The new grading system will help universities decide the threshold score to enter a given major. For example, medicine will require a minimum of 1,300 out of 1,400, equal to 85 per cent under the current regulations, Education Minister Omar Razzaz has explained. 

In a TV interview on Wednesday, the minister also confirmed that the development plan would remove the existing system limiting the number of attempts for a student to pass the general test. With the proposed system, students will be allowed to apply to the test indefinitely. 

This means that those who lost their chances to pass Tawjihi in the past years, the minister explained, can sit for the exam anew. He noted, however, that priorities should be set, as the ministry’s capacity in terms of the number of students sitting for the test is 200,000. Priorities will be decided according to chronological order, he said, with the most recent applicants having priority over older ones.

While Razzaz said the plan to introduce drastic changes to the Tawjihi was still not official, as consultations were still under way with the Higher Education Ministry and universities, the new proposals have stirred a debate within educational cycles, with many deeming such steps as “reformative”. 

“We, in Jordan, decided to put a line for the Tawjihi, above which a person passes, and below which they fail; and this is arbitrary and stamps them as either successes or failures,” former education and higher education minister Walid Maani, told The Jordan Times. 

Expressing his support for the suggested reforms, he noted that the vast majority of those who fail the Tawjihi exam retook it not to enrol in universities, but to get rid of the stigma associated with “failure” in the Tawjihi. 

“Many jobs do not require a Tawjihi degree, but completing high school. In other words, they want to make sure that the person has finished the 12th grade, and is thus able to read and write and has the necessary basic knowledge,” he noted. 
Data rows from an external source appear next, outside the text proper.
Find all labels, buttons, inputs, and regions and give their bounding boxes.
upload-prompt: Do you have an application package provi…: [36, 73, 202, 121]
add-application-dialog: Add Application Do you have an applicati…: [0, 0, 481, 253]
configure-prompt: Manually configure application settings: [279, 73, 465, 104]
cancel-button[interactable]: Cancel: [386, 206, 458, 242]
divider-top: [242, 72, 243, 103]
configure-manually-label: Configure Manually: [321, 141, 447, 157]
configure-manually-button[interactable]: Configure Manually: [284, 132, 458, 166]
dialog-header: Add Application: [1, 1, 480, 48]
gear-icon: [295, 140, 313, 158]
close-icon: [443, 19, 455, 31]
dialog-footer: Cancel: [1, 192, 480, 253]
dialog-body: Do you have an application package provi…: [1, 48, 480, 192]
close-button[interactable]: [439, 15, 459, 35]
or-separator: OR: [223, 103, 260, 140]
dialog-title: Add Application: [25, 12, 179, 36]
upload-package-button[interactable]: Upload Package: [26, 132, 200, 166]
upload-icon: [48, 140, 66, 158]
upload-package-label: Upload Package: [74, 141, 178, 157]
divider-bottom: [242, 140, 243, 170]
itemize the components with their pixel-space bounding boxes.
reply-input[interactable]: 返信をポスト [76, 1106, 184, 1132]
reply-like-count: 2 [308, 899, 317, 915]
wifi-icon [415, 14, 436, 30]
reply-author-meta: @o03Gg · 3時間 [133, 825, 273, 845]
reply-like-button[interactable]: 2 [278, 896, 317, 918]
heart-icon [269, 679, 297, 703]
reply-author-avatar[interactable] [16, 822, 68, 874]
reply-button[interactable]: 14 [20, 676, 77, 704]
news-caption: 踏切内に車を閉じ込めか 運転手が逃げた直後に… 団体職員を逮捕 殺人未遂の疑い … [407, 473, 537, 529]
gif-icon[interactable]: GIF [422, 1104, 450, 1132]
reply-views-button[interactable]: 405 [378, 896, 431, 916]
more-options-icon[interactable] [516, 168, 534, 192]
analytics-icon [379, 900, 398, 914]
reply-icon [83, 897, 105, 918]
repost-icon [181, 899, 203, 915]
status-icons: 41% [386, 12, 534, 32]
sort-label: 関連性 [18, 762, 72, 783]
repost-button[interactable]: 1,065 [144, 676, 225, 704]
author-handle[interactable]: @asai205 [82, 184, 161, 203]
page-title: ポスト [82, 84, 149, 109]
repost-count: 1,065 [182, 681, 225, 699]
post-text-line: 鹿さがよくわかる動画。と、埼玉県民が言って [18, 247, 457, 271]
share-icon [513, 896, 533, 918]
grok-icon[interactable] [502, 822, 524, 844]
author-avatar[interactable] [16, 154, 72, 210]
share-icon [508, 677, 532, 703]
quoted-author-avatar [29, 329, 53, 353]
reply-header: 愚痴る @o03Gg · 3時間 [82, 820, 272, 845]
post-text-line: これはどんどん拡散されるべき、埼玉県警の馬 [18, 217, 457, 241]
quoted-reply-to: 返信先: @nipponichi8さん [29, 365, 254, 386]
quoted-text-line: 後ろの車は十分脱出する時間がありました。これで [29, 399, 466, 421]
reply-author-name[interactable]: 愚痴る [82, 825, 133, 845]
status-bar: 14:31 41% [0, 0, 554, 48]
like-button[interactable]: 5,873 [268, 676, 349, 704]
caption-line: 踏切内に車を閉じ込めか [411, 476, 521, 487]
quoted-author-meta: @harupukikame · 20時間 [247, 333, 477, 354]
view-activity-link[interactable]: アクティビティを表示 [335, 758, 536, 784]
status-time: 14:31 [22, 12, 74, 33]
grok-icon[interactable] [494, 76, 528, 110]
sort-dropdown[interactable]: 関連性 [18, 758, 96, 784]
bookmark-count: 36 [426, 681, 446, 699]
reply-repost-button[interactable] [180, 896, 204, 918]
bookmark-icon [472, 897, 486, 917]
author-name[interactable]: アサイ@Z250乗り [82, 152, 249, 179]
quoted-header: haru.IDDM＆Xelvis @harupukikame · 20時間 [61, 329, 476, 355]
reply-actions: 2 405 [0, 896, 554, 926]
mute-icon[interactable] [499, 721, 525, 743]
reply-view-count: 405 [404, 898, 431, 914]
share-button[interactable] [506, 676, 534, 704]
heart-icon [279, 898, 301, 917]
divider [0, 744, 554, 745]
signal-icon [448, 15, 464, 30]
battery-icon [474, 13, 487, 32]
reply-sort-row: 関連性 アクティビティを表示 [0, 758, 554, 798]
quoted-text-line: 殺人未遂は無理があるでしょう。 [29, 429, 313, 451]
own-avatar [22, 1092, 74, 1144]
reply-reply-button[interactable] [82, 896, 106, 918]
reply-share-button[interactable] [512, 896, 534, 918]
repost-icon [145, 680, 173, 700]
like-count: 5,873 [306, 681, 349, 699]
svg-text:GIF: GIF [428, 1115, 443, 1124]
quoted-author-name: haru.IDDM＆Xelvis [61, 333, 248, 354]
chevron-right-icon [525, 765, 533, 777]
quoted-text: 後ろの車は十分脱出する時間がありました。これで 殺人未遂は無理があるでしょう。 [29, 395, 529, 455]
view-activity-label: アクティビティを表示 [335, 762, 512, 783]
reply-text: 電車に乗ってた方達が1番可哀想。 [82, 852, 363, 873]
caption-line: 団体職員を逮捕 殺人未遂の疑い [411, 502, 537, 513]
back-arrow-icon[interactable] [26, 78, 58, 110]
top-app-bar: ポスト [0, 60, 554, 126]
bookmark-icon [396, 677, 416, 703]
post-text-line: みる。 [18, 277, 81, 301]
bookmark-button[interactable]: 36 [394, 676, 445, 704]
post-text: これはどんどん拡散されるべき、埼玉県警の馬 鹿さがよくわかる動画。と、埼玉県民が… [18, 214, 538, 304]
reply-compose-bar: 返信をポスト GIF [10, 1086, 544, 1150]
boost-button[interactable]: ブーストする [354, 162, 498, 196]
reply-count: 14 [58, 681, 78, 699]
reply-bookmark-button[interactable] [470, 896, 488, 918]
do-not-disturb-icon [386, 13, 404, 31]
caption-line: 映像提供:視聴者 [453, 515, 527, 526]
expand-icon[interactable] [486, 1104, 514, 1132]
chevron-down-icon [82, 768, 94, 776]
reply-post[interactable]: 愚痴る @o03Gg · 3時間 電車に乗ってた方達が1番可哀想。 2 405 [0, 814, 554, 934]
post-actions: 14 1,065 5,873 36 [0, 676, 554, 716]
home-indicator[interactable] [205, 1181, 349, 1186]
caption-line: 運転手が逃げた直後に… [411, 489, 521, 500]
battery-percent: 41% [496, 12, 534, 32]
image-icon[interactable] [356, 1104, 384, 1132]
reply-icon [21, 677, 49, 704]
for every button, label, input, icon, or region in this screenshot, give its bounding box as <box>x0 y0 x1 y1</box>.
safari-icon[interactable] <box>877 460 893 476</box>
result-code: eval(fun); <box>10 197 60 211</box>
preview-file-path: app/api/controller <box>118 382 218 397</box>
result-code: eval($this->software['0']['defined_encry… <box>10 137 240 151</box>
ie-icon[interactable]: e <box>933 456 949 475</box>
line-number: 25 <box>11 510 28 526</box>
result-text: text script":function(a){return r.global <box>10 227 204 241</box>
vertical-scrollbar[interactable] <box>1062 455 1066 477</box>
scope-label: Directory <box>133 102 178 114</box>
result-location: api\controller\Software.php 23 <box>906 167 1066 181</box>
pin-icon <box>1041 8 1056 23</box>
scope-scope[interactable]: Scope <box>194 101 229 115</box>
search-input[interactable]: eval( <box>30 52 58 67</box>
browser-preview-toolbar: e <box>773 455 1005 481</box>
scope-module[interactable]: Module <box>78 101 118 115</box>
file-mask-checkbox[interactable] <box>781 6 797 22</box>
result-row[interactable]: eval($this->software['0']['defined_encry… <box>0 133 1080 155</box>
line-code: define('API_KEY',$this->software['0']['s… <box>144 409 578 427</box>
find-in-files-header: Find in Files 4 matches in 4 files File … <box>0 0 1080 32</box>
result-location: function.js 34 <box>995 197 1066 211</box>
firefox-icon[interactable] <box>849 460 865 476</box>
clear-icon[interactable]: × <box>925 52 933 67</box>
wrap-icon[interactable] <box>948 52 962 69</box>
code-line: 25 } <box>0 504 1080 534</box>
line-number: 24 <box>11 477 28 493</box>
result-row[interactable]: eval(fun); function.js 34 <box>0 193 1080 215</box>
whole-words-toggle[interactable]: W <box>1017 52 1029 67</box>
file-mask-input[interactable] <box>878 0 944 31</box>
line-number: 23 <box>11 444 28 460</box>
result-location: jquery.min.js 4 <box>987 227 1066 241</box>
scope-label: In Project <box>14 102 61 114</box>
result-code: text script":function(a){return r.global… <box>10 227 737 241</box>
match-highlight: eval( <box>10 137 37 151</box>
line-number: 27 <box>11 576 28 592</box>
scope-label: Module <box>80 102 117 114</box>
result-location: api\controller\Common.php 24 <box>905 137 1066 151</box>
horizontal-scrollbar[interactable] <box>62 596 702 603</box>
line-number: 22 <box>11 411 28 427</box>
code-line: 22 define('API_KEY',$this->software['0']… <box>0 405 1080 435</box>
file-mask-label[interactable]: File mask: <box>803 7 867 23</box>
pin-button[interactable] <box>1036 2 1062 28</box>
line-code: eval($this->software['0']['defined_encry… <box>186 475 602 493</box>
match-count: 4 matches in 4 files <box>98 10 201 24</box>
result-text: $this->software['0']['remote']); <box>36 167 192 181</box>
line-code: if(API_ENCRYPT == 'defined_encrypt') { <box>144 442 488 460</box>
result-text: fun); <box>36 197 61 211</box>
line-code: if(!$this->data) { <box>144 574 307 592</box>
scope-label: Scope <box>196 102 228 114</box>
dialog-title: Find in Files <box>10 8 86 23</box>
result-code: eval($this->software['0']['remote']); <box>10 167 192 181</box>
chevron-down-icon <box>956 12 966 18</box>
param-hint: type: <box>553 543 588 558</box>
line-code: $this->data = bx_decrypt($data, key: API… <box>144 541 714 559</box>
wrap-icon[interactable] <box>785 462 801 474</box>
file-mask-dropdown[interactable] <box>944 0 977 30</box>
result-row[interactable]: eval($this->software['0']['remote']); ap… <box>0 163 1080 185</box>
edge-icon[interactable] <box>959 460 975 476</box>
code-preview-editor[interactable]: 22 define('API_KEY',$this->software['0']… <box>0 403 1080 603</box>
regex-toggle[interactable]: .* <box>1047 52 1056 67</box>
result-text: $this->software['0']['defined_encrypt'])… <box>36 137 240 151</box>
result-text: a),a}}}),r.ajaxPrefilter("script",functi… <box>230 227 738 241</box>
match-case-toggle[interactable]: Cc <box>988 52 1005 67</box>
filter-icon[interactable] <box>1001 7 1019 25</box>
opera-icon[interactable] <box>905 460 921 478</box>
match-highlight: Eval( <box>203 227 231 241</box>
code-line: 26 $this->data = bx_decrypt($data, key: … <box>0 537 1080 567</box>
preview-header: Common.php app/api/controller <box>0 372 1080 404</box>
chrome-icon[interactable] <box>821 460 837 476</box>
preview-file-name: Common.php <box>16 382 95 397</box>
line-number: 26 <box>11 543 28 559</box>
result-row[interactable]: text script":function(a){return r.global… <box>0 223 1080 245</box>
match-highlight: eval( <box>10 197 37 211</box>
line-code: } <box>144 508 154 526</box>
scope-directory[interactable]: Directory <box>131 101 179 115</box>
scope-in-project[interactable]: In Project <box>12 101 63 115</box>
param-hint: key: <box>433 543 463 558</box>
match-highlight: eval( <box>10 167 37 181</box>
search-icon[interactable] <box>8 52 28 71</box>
To this effect, Maani called for amending the Civil Service Bureau Law to re-set the hiring criterion from “having passed Tawjihi” to “having completed the 12th grade”.

On the other hand, he noted that universities have the right to select the students they want according to set criteria and interviews. 

“Let the students’ mark play in the market,” Maani said. 

However, the National Campaign for Defending Students’ Rights “Thabahtoona” described the plans as “catastrophic” for the educational outcomes, highlighting the risks of having students neglect some essential materials as they would not affect their college enrolment chances. 

The ministry had noted that scientific stream students can, under the suggested system, achieve low marks in literary subjects, without that affecting their chances of pursuing a degree in science and related majors. 

To address this issue, Maani recommended teaching 10 subjects in the Tawjihi instead of 17, including four compulsory “core materials”, namely, English, Arabic, social studies and religion. The remaining six would change according to the student’s chosen track, he explained. 

In an e-mail to The Jordan Times, Thabahtoona President Fakher Daas denounced the new plan for paving the way to cancelling the Tawjihi and privatising the education by giving the authority to universities to directly accept or refuse students.

“Students in all general secondary exams around the world are classified according to the pass/fail system, but the mechanism of university acceptance is what differs. The suggested ideas amplify the poor educational outcomes, and give private universities the chance to open their doors to students without the least academic standards,” said Daas. 

Former Education Minister Fayez Saudi, on the other hand, praised the new plan, saying that the Tawjihi should be a “skills and competencies exam rather than an achievement one”.

“A student who excels in biology should not be deprived of enrolling in medicine school because his grades in humanities are not very high,” he said. 

Columnist Hussein Rawashdeh noted that with the cancelling of the Tawjihi’s pass/fail system, Jordan ends a long era of suffering that has extended for the past decades.

Describing the Tawjihi as a “nightmare” for students and their families alike, he supported Razzaz’s vision in ending an era of deeming the exam as the “diameter of a person’s success or failure in life”.